Explica que no está dispuesto a irse, pues considera una injusticia que le quieran dar una “casilla” a cambio del patrimonio que tiene en Salaverna. Don Miguel comenta que él fue trabajador de la minera por más de 30 años hasta hace unos meses, cuando fue despedido por no aceptar trasladarse a la nueva Salaverna.

También manifiesta que las familias que aún están en la vieja Salaverna hace unas semanas interpusieron una demanda contra la empresa por daño psicológico y presiones, pero a la fecha no han recibido respuesta. 

En diciembre del año pasado nos hicieron pasar una amarga Navidad cuando se registró el hundimiento; nuestros niños siempre recordarán eso y con nada nos pagarán lo que nos han ocasionado”, dice.

Don Miguel agrega que es una infamia lo que se está haciendo con la comunidad, pues considera que la empresa comenzó a falsear el terreno desde hace 10 años, cuando se hizo un túnel de la mina que está en la comunidad de Terminal, en Concepción del Oro, hasta Salaverna.

Comenta que ahora bajo la comunidad “todo está hueco” y el nivel más profundo está a 700 metros bajo la superficie. “Conocemos nuestro pueblo, aquí nacimos. Sabemos que la tierra no tiene fallas, que el gobierno quiera hacer creer lo contrario y que estén de acuerdo con la minera es otra cosa”, afirma.

Con don Miguel coincide Angélica, un ama de casa que asegura que no se irá mientras la empresa no les ofrezca una vivienda amplia y digna.

Sin respuesta
“Yo trabajé para esta mina más de 50 años. Mi hijo se mató trabajando en ella y todo para qué. Sólo me echaron de la casa cuando tumbaron las cuadras”, lamenta Samuel Montoya, de 68 años, quien hoy vive en un salón junto a la iglesia a punto de derrumbarse porque no tienen a dónde ir.

El lugar luce inhabitable, está totalmente agrietado, los techos se están cayendo y diariamente duerme en su camioneta por temor a que la construcción se venga abajo mientras duerme.

Con lágrimas en los ojos, afirma que la empresa se negó a darle una vivienda en la nueva comunidad porque la casa en la que residió era de las cuadras; es decir, de la minera. De una y otra forma les ha pedido que le presten una casa, pues él ya es mayor y está enfermo, pero no han accedido y tampoco le dan esperanzas.

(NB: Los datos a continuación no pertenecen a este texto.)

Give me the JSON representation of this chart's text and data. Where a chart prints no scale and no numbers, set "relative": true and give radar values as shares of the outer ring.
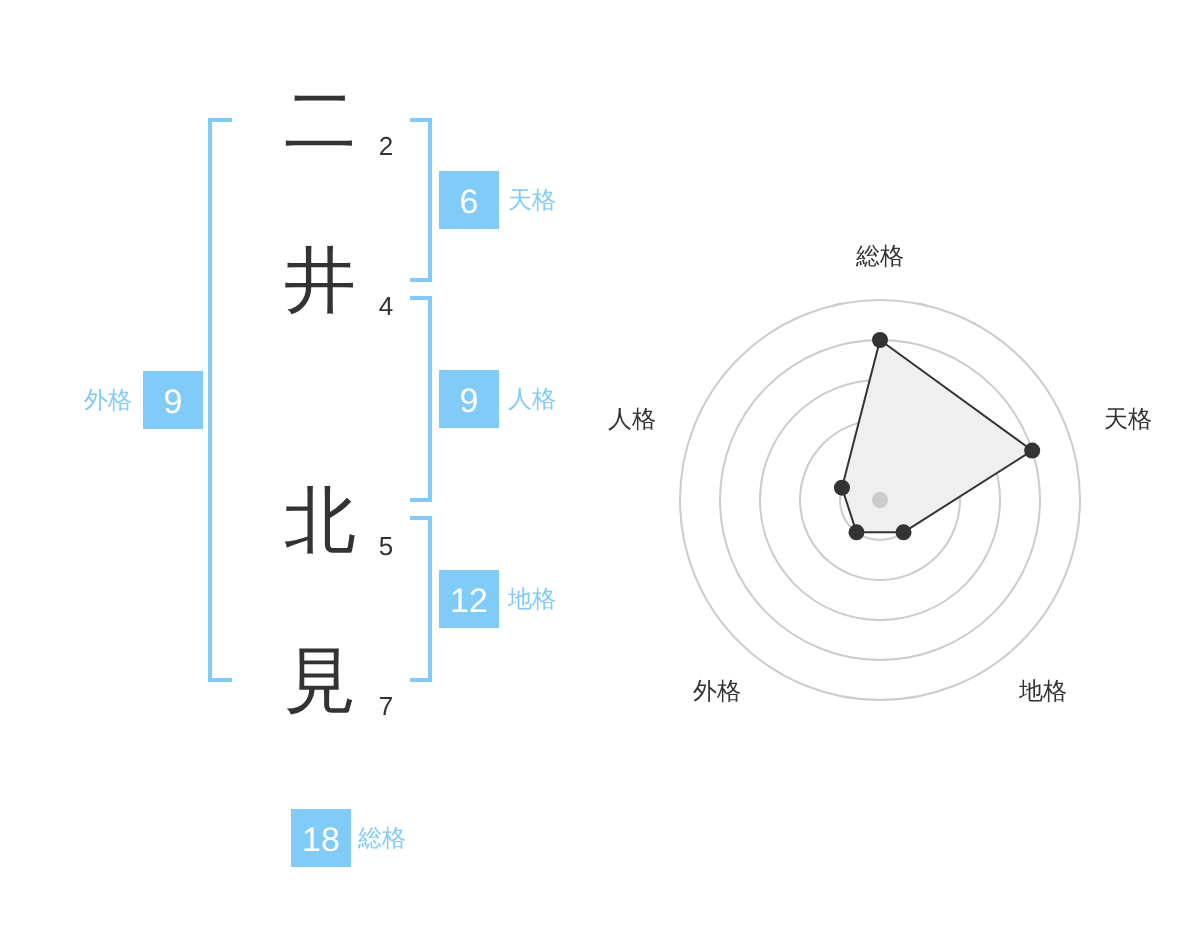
{
  "chart_data": [
    {
      "type": "other",
      "categories": [
        "二",
        "井",
        "北",
        "見"
      ],
      "values": [
        2,
        4,
        5,
        7
      ],
      "data_labels": true
    },
    {
      "type": "other",
      "categories": [
        "天格",
        "人格",
        "地格",
        "外格",
        "総格"
      ],
      "values": [
        6,
        9,
        12,
        9,
        18
      ],
      "data_labels": true,
      "color": "#80cbf8"
    },
    {
      "type": "radar",
      "categories": [
        "総格",
        "天格",
        "地格",
        "外格",
        "人格"
      ],
      "relative": true,
      "grid": true,
      "marker": "circle",
      "series": [
        {
          "color": "#333333",
          "values": [
            0.8,
            0.8,
            0.2,
            0.2,
            0.2
          ]
        }
      ]
    }
  ]
}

En otra situación difícil está don Jesús Pérez, de 70 años, quien desde hace dos meses aceptó trasladarse a la nueva Salaverna, pero no ha recibido ninguna respuesta. Para él ya es un problema estar en la vieja Salaverna porque está enfermo y no tiene cómo trasladarse a al hospital porque no dispone de vehículo.

Ante ello, expresa con resignación que aguardará a que la minera le entregue su nueva vivienda, pero insiste en que teme sufrir algún problema de salud y no tener cómo acudir al médico.